By THERESA HITCHENS
ARLINGTON, VA: DoD will finish down-selecting “best of breed” systems to counter small drones in April, as a first step in a longer-range plan to streamline the myriad programs across the services, according to Army Maj. Gen. Sean Gainey, deputy director for force protection on the Joint Staff
The goal, he told the Association of the US Army (AUSA) here today, is to “eliminate redundancy and excess across the joint forces.”
Gainey heads the new Joint Counter Small Unmanned Aerial Systems (C-sUAS) Office that the Army stood up to manage its 2019 mandate from Secretary of Defense Mark Esper to serve as DoD’s C-sUAS Executive Agent (EA). The EA is charged with finding joint solutions to the threat caused by small drones, and to ensure that the services are not duplicating each other’s efforts. Esper approved the EA implementation plan on Jan. 6.
Gainey showed a chart that laid out the C-sUAS EA’s deliverables for its first year: a DoD Directive; a Joint C-sUAS threat assessment; a DoD counter-drone strategy; down-select of Joint Urgent Operational Need (JUON) counter-drone systems; and a Joint Capability Development Document including delivering capabilities to the warfighter.
Afterward, Gainey told me that his office is in the midst of reviewing the some 40 currently deployed systems across all the services to narrow down to those that work the best for each part of the counter-drone mission.
“We’re looking across the spectrum at the detect, track, ID, and defeat systems,” he said.
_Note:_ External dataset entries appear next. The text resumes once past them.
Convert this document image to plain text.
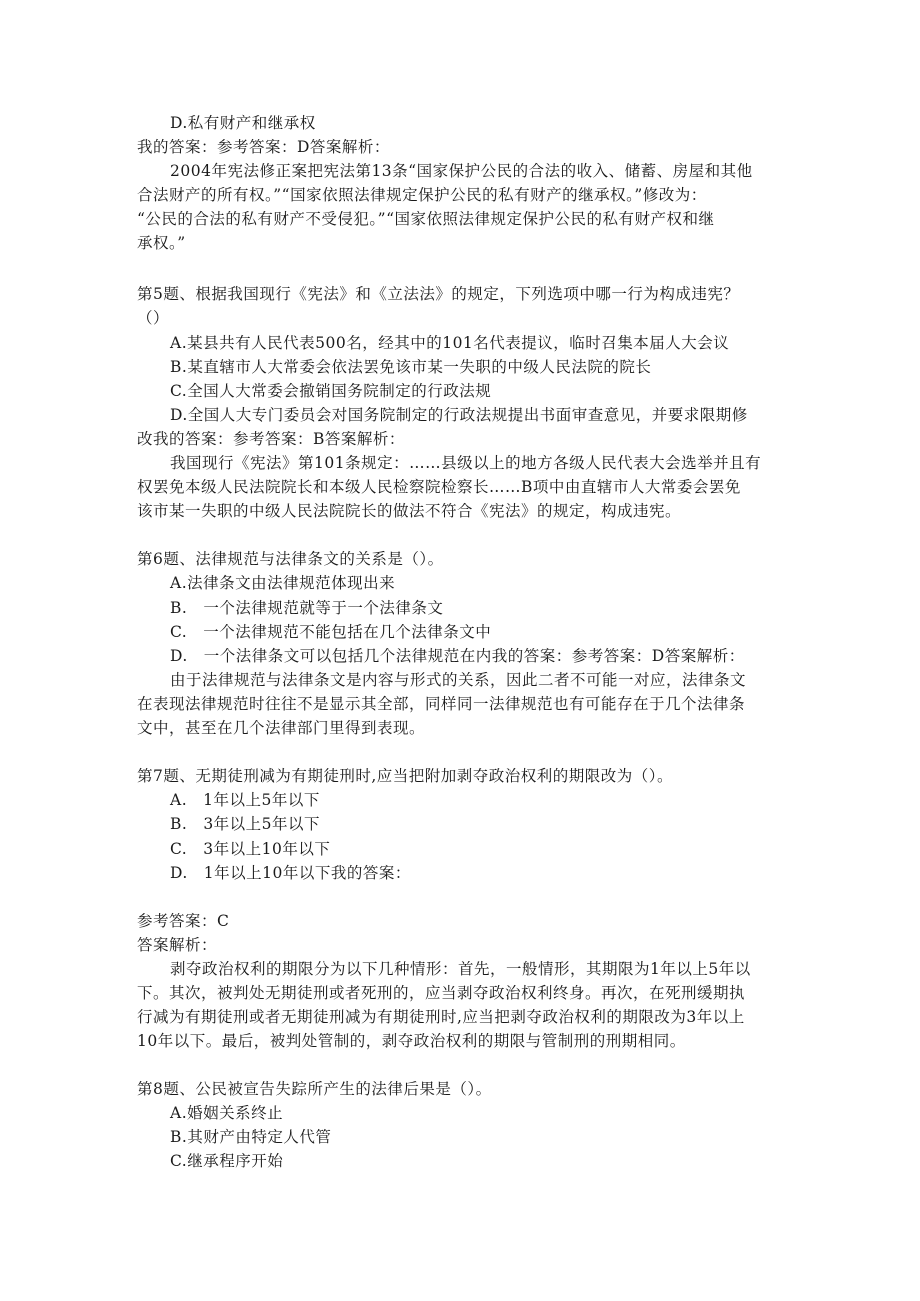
D.私有财产和继承权
我的答案：参考答案：D答案解析：
2004年宪法修正案把宪法第13条“国家保护公民的合法的收入、储蓄、房屋和其他
合法财产的所有权。”“国家依照法律规定保护公民的私有财产的继承权。”修改为：
“公民的合法的私有财产不受侵犯。”“国家依照法律规定保护公民的私有财产权和继
承权。”
第5题、根据我国现行《宪法》和《立法法》的规定，下列选项中哪一行为构成违宪？
（）
A.某县共有人民代表500名，经其中的101名代表提议，临时召集本届人大会议
B.某直辖市人大常委会依法罢免该市某一失职的中级人民法院的院长
C.全国人大常委会撤销国务院制定的行政法规
D.全国人大专门委员会对国务院制定的行政法规提出书面审查意见，并要求限期修
改我的答案：参考答案：B答案解析：
我国现行《宪法》第101条规定：……县级以上的地方各级人民代表大会选举并且有
权罢免本级人民法院院长和本级人民检察院检察长……B项中由直辖市人大常委会罢免
该市某一失职的中级人民法院院长的做法不符合《宪法》的规定，构成违宪。
第6题、法律规范与法律条文的关系是（）。
A.法律条文由法律规范体现出来
B.　一个法律规范就等于一个法律条文
C.　一个法律规范不能包括在几个法律条文中
D.　一个法律条文可以包括几个法律规范在内我的答案：参考答案：D答案解析：
由于法律规范与法律条文是内容与形式的关系，因此二者不可能一对应，法律条文
在表现法律规范时往往不是显示其全部，同样同一法律规范也有可能存在于几个法律条
文中，甚至在几个法律部门里得到表现。
第7题、无期徒刑减为有期徒刑时,应当把附加剥夺政治权利的期限改为（）。
A.　1年以上5年以下
B.　3年以上5年以下
C.　3年以上10年以下
D.　1年以上10年以下我的答案：
参考答案：C
答案解析：
剥夺政治权利的期限分为以下几种情形：首先，一般情形，其期限为1年以上5年以
下。其次，被判处无期徒刑或者死刑的，应当剥夺政治权利终身。再次，在死刑缓期执
行减为有期徒刑或者无期徒刑减为有期徒刑时,应当把剥夺政治权利的期限改为3年以上
10年以下。最后，被判处管制的，剥夺政治权利的期限与管制刑的刑期相同。
第8题、公民被宣告失踪所产生的法律后果是（）。
A.婚姻关系终止
B.其财产由特定人代管
C.继承程序开始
Those chosen will be grouped into types, Gainey explained, because DoD has different needs. “We need some for fixed sites, we need some for CONUS, we need some that are mobile.”
Perhaps most importantly, he said, there is a need for a common command and control system to tie the various systems together and provide a common air picture.
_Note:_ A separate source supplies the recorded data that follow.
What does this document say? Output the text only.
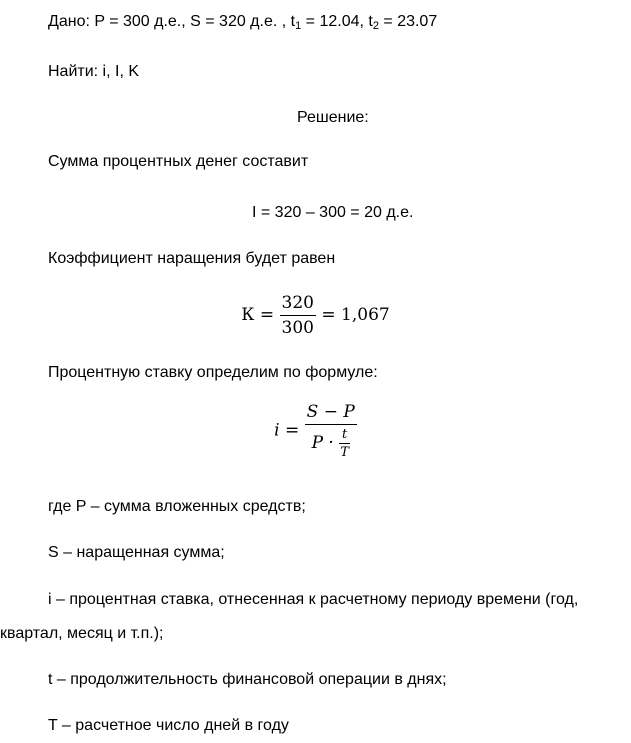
Дано: P = 300 д.е., S = 320 д.е. , $t_1 = 12.04$, $t_2 = 23.07$
Найти: i, I, K
Решение:
Сумма процентных денег составит
I = 320 – 300 = 20 д.е.
Коэффициент наращения будет равен
$К = \frac{320}{300} = 1,067$
Процентную ставку определим по формуле:
$i = \frac{S - P}{P \cdot \frac{t}{T}}$
где P – сумма вложенных средств;
S – наращенная сумма;
i – процентная ставка, отнесенная к расчетному периоду времени (год,
квартал, месяц и т.п.);
t – продолжительность финансовой операции в днях;
T – расчетное число дней в году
Some of the systems being eyeballed, Gainey said, include:
the Marine Corps’ Marine Defense Air Integrated System (MADIS), built by Ascent Vision, a variant of which took down an Iranian drone in the Straits of Hormuz in July 2019;
the Army’s Raytheon-built KRFS radar;
the Air Force’s Medusa system of systems that in part relies on SRC’s Silent Archer, and
the Army/Missile Defense Agency Theater High Altitude Air Defense (THAAD, built by Lockheed Martin) C2 system.
He didn’t specify, however, what happens to the systems that don’t make the cut — though one would naturally assume those would be phased out over time.
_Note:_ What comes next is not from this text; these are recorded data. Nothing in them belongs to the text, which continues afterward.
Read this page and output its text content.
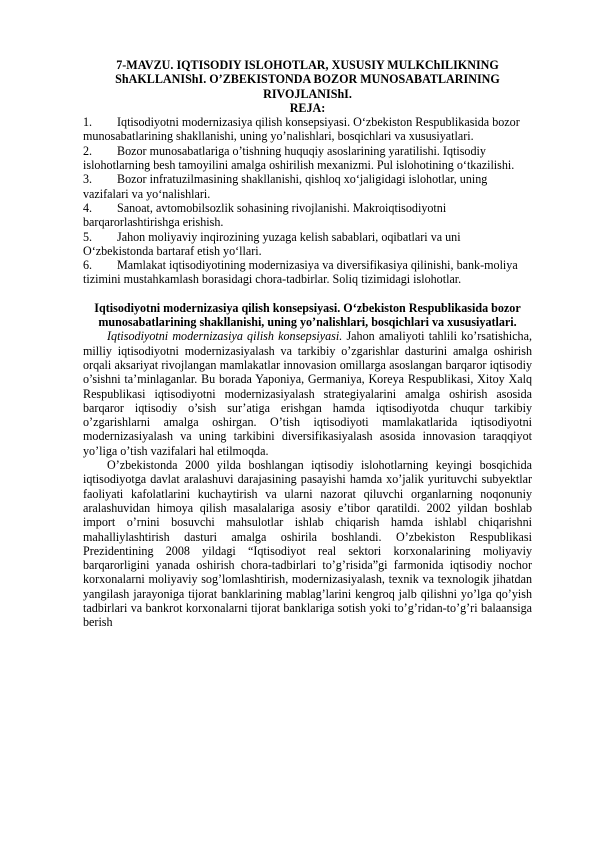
7-MAVZU. IQTISODIY ISLOHOTLAR, XUSUSIY MULKChILIKNING ShAKLLANIShI. O’ZBEKISTONDA BOZOR MUNOSABATLARINING RIVOJLANIShI.
REJA:
1. Iqtisodiyotni modernizasiya qilish konsepsiyasi. O‘zbekiston Respublikasida bozor munosabatlarining shakllanishi, uning yo’nalishlari, bosqichlari va xususiyatlari.
2. Bozor munosabatlariga o’tishning huquqiy asoslarining yaratilishi. Iqtisodiy islohotlarning besh tamoyilini amalga oshirilish mexanizmi. Pul islohotining o‘tkazilishi.
3. Bozor infratuzilmasining shakllanishi, qishloq xo‘jaligidagi islohotlar, uning vazifalari va yo‘nalishlari.
4. Sanoat, avtomobilsozlik sohasining rivojlanishi. Makroiqtisodiyotni barqarorlashtirishga erishish.
5. Jahon moliyaviy inqirozining yuzaga kelish sabablari, oqibatlari va uni O‘zbekistonda bartaraf etish yo‘llari.
6. Mamlakat iqtisodiyotining modernizasiya va diversifikasiya qilinishi, bank-moliya tizimini mustahkamlash borasidagi chora-tadbirlar. Soliq tizimidagi islohotlar.
Iqtisodiyotni modernizasiya qilish konsepsiyasi. O‘zbekiston Respublikasida bozor munosabatlarining shakllanishi, uning yo’nalishlari, bosqichlari va xususiyatlari.

Iqtisodiyotni modernizasiya qilish konsepsiyasi. Jahon amaliyoti tahlili ko’rsatishicha, milliy iqtisodiyotni modernizasiyalash va tarkibiy o’zgarishlar dasturini amalga oshirish orqali aksariyat rivojlangan mamlakatlar innovasion omillarga asoslangan barqaror iqtisodiy o’sishni ta’minlaganlar. Bu borada Yaponiya, Germaniya, Koreya Respublikasi, Xitoy Xalq Respublikasi iqtisodiyotni modernizasiyalash strategiyalarini amalga oshirish asosida barqaror iqtisodiy o’sish sur’atiga erishgan hamda iqtisodiyotda chuqur tarkibiy o’zgarishlarni amalga oshirgan. O’tish iqtisodiyoti mamlakatlarida iqtisodiyotni modernizasiyalash va uning tarkibini diversifikasiyalash asosida innovasion taraqqiyot yo’liga o’tish vazifalari hal etilmoqda.

O’zbekistonda 2000 yilda boshlangan iqtisodiy islohotlarning keyingi bosqichida iqtisodiyotga davlat aralashuvi darajasining pasayishi hamda xo’jalik yurituvchi subyektlar faoliyati kafolatlarini kuchaytirish va ularni nazorat qiluvchi organlarning noqonuniy aralashuvidan himoya qilish masalalariga asosiy e’tibor qaratildi. 2002 yildan boshlab import o’rnini bosuvchi mahsulotlar ishlab chiqarish hamda ishlabl chiqarishni mahalliylashtirish dasturi amalga oshirila boshlandi. O’zbekiston Respublikasi Prezidentining 2008 yildagi “Iqtisodiyot real sektori korxonalarining moliyaviy barqarorligini yanada oshirish chora-tadbirlari to’g’risida”gi farmonida iqtisodiy nochor korxonalarni moliyaviy sog’lomlashtirish, modernizasiyalash, texnik va texnologik jihatdan yangilash jarayoniga tijorat banklarining mablag’larini kengroq jalb qilishni yo’lga qo’yish tadbirlari va bankrot korxonalarni tijorat banklariga sotish yoki to’g’ridan-to’g’ri balaansiga berish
The next step, Gainey explained, will be to match the best of the current capabilities for finding, tracking and killing small drones with the joint requirements now being fleshed out, and then take a look at how ongoing prototype programs might fill those needs.
“You can’t hide very well” in space, one industry official said, “So, I think the government is going to have to get over that, and recognize space is a free place.”
Gainey told the AUSA meeting that his office would be working with the Army’s Rapid Capabilities & Critical Technologies Office (RCCTO), led by Lt. Gen. Neil Thurgood, to rapidly develop prototypes for fielding. According to his presentation, Central Command has the priority for first fielding.
One of the ways DoD susses out new counter-UAS technologies is via the classified Black Dart exercise, that according to the Defense Innovation Unit (DIU) is a “joint, interagency demonstration focusing on rapid development and implementation of C-UAS technology from readily-available commercial and government vendors.”
According to a 2019 study by the Institute for Defense and Government Advancement (IDGA), DoD spent about $900 million on counter-drone efforts across the services. A Feb. 12 report by the Congressional Research Service said that in 2020, DoD plans to spend at least $373 million on counter-UAS (C-UAS) research and development and at least $200 million on C-UAS procurement.